BANGKOK (AP) — A former high-profile Myanmar army officer who had served as information minister and presidential spokesperson in a previous military-backed government has been arrested and charged with spreading false or inflammatory news, a statement from the current military government said Sunday.
In a statement sent to journalists, the military’s information office said 64-year old Ye Htut, a retired lieutenant colonel, was arrested for violating Section 505(A) of the penal code, a provision called “incitement,” for writing and spreading false news on his Facebook social media account.
His arrest came the same month a Myanmar military tribunal sentenced two high-ranking generals to life imprisonment after they were found guilty of high treason, accepting bribes, illegal possession of foreign currency and violating military discipline.
Those sentences appeared to be the harshest so far for the senior members of the military’s administrative bodies that were set up after the army seized power from the elected government of Aung San Suu Kyi more than 2 1/2 years ago. The country has been in turmoil since then, with widespread armed resistance to military rule, which the army has been unable to quash despite its superiority in weapons and manpower.
Myanmar’s military leadership is known for being close-knit and secretive, and this month’s arrests are a rare public indication that there may be splits within its ranks.
Ye Htut was the spokesperson from 2013 to 2016 for President Thein Sein in a military-backed government and also information minister from 2014-2016.
The offense he is charged with makes it a crime to publish or circulate comments that cause the public to hate the government and the military, a definition that allows prosecution of anyone the authorities deem to have made offending remarks. It is is punishable by up to three years in prison.
The charge is frequently used against journalists and activists who displease the military, with the number of prosecutions soaring after the army’s 2021 takeover.
News of Myanmar, an online media outlet sympathetic to the military, reported on its Telegram social media channel that Ye Htut was arrested Saturday night after a military officer from Yangon Regional Military Command filed a charge against him at a police station in Ahlone township in Yangon, the country’s largest city.
The report said Ye Htut was taken to Insein prison in northern Yangon.
Data for Myanmar, an independent research group, said in a report earlier this month that more than 1,300 people were detained for criticizing the military regime and showing support for opposition groups on social media between February last year and September this year.
After leaving government in 2016, Ye Htut took the role of a political observer and wrote books and posted articles on Facebook. For a time, he was a visiting senior research fellow at the ISEAS-Yusof Ishak Institute, a center for Southeast Asia studies in Singapore.

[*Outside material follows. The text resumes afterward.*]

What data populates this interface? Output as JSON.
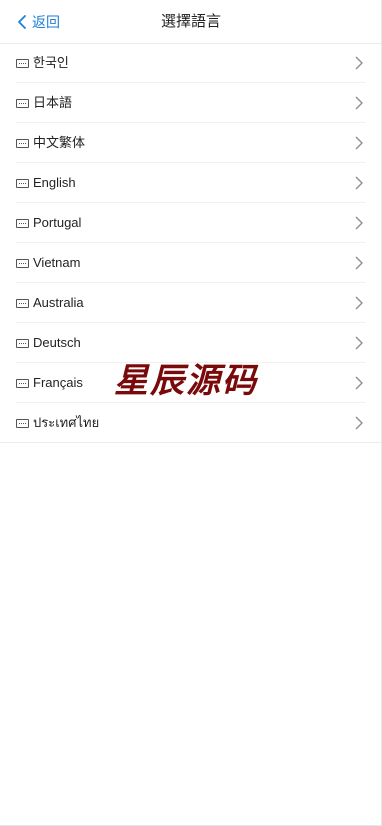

After the army’s 2021 takeover, he often posted short personal vignettes and travel essays on Facebook in which he made allusions that were generally recognized to be critical of Myanmar’s current military rulers.
Ye Htut’s arrest came a few days after pro-military Telegram accounts published his address and urged the military to arrest him for revealing on his own Facebook page the address of a retired military official.
Pro-military accounts on Telegram frequently denounce individuals they accuse of disloyalty to the government and often reveal their addresses, a practice known in the online world as “doxxing.”
According to the Assistance Association for Political Prisoners, an advocacy group that monitors arrests in Myanmar, about 4,160 people have been killed by security forces and 25,353 people arrested since the army takeover.